Race conditions related to thread_local variables
In various places within HPX, thread_local variables are accessed without locking or synchronization, using a pattern such as:
T& get_var(){
thread_local T important_var{};
return important_var;
}
// Multiple threads may concurrently run this code:
void run()
{
{
auto& var = get_var();
do_A(var);
}
// Do things, yield, suspend, wait for future, calculate 42, etc...
{
auto& var2 = get_var();
do_B(var2);
}
}
This can be thread-safe, as long as we don't context switch (ie suspend the current hpx-thread) while holding a reference to the thread_local variable, because each instance of the thread_local variable will be accessed by only one thread at a time (the currently executing thread).
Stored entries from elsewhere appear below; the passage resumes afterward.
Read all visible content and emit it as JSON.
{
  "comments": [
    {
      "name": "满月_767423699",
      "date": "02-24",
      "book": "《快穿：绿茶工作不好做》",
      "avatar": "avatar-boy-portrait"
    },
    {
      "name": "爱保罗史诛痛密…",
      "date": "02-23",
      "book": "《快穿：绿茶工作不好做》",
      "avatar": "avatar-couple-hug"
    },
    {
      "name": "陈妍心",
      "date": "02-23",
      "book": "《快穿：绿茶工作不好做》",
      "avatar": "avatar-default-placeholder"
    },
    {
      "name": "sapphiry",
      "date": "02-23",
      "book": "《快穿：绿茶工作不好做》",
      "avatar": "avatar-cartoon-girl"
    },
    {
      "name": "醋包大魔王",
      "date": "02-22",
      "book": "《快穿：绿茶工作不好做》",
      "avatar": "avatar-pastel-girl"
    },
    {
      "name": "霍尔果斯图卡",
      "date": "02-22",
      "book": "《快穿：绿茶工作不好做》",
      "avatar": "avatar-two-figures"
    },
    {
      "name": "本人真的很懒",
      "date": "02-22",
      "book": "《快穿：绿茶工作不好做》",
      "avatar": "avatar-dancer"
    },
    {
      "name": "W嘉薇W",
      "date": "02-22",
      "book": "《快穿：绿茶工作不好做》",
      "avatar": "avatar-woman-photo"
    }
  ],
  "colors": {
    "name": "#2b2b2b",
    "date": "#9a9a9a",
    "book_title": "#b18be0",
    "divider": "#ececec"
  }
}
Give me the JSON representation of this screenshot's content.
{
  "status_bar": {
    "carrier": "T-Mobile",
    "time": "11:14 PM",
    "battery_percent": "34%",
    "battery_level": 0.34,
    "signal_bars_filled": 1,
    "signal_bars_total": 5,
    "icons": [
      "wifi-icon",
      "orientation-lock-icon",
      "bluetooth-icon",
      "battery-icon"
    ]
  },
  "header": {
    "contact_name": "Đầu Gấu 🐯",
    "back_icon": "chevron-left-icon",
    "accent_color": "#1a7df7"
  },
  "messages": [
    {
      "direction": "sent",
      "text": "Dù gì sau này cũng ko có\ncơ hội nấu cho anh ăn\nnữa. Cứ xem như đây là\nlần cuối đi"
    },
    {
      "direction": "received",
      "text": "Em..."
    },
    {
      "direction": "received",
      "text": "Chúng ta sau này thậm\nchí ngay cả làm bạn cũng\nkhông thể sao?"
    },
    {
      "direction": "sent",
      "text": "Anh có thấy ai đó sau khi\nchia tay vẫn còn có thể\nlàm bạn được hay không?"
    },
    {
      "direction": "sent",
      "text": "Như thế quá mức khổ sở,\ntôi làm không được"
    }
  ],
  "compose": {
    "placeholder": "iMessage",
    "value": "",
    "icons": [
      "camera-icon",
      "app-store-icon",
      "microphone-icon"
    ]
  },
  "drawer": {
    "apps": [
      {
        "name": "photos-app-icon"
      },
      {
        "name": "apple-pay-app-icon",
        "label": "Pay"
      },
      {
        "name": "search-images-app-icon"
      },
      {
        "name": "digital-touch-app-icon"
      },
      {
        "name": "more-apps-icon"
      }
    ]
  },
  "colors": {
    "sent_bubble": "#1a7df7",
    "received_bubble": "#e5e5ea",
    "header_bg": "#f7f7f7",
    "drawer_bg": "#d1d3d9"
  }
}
(suspending the hpx-thread will send it back to the thread-queue, where it may be picked up by a different OS-worker-thread, so holding a pointer or reference to the thread_local variable can cause trouble, as it will still refer to the previous thread)
However, a malfunctioning example led us to the realization that compiler optimizations transformed the previous code to something equivalent to:
void run()
{
auto& var_ref = get_var() // Cache address of thread_local
{
do_A(var_ref);
}
// Do things, yield, suspend, wait for hpx::future, calculate 42, etc...
{
do_B(var_ref);
}
}
This transformation, in combination with the hpx-thread migrating to different worker-threads, led to unexpected race conditions on the thread_local variable.
While this was spotted in thread_local_caching_allocator, we still seek a general solution to address this usage pattern. As also mentioned in this related stack-overflow question, taking a volatile ptr to the thread_local does not help.
I will update this issue as more is done to address it.